As with Halo's body fat check, Amazon says the video you record is sent to its cloud servers. The video is analyzed by its algorithms, not humans, and then deleted from the cloud and your phone. Videos are encrypted in transit and when in the Amazon cloud. The Halo fitness bracelet is not used in any particular way during the examination.
After the scan, you'll get a reading that breaks down your body movement in percentage terms. Amazon said its machine learning algorithms were built using a variety of bodies.

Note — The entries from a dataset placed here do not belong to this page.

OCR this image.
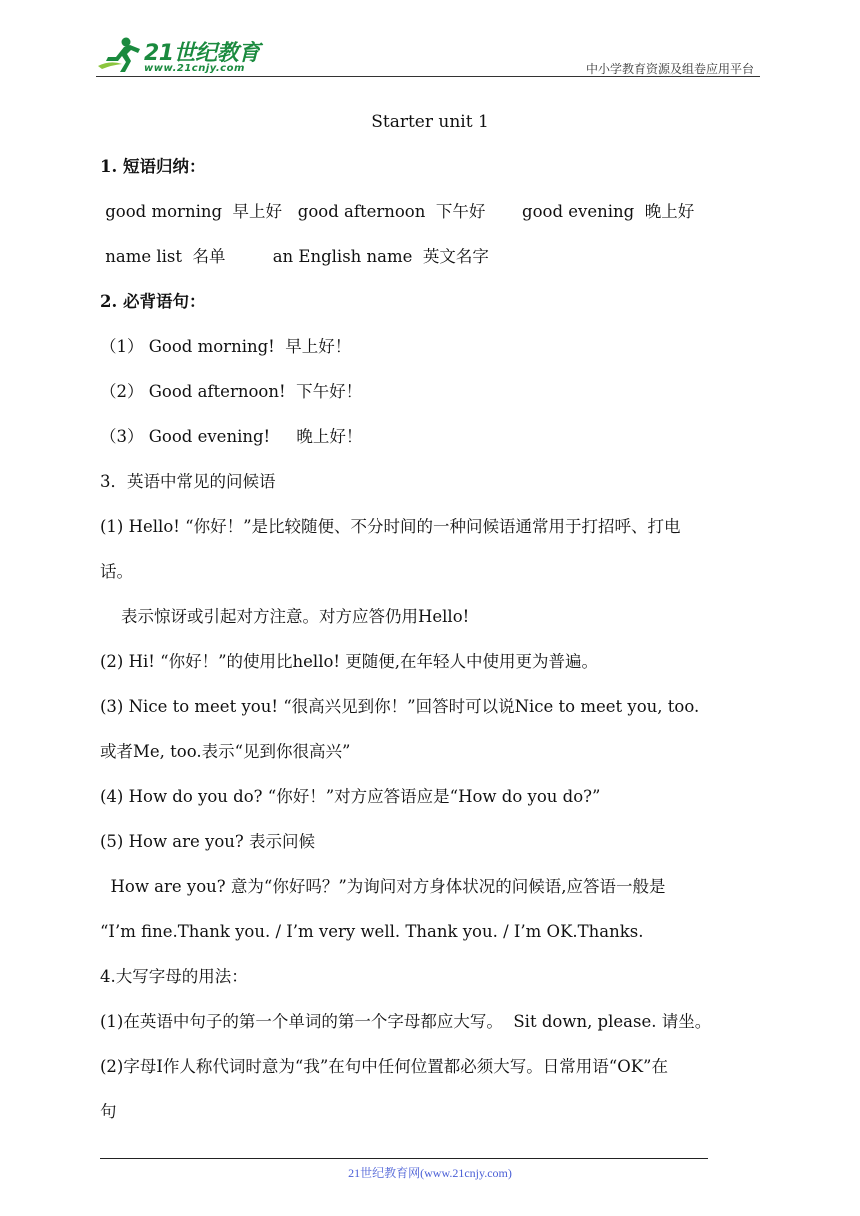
21世纪教育
www.21cnjy.com	中小学教育资源及组卷应用平台
Starter unit 1
1. 短语归纳：
good morning  早上好   good afternoon  下午好       good evening  晚上好
name list  名单         an English name  英文名字
2. 必背语句：
（1） Good morning!  早上好！
（2） Good afternoon!  下午好！
（3） Good evening!     晚上好！
3．英语中常见的问候语
(1) Hello! “你好！”是比较随便、不分时间的一种问候语通常用于打招呼、打电
话。
表示惊讶或引起对方注意。对方应答仍用Hello!
(2) Hi! “你好！”的使用比hello! 更随便,在年轻人中使用更为普遍。
(3) Nice to meet you! “很高兴见到你！”回答时可以说Nice to meet you, too.
或者Me, too.表示“见到你很高兴”
(4) How do you do? “你好！”对方应答语应是“How do you do?”
(5) How are you? 表示问候
How are you? 意为“你好吗？”为询问对方身体状况的问候语,应答语一般是
“I’m fine.Thank you. / I’m very well. Thank you. / I’m OK.Thanks.
4.大写字母的用法：
(1)在英语中句子的第一个单词的第一个字母都应大写。  Sit down, please. 请坐。
(2)字母I作人称代词时意为“我”在句中任何位置都必须大写。日常用语“OK”在
句
21世纪教育网(www.21cnjy.com)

However, the result of this training is an algorithm that applies the same ratings to all users. And that regardless of body type or level of movement.
Amazon evaluates movement health
Amazon explains that the new tool offers similar accuracy to a personal assessment with a professional coach. Amazon uses these percentages to create a customized program of corrective exercise videos designed to improve your mobility.
The company says that Halo offers each user about 10 videos, ranging from simple exercises to complete exercises tailored to their needs.
Halo launched last August as a combination of a $99.99 fitness bracelet and a $3.99 monthly health subscription service. And Halo provides a body fat check that is very similar to a healthy movement check. And the Halo bracelet can do all the typical health tracking things you'd expect from a fitness tracker.
The validity of the movement does not seem as intrusive as these assessments. But it remains unknown if the feature is useful enough to attract users to Halo. Apple Fitness Plus recently started offering videos designed specifically for beginners as well as tailored workouts for both pregnant users and seniors.
Amazon's new offer may be part of a larger trend to provide the content of fitness more accessible to people who are not looking to exercise sports daily.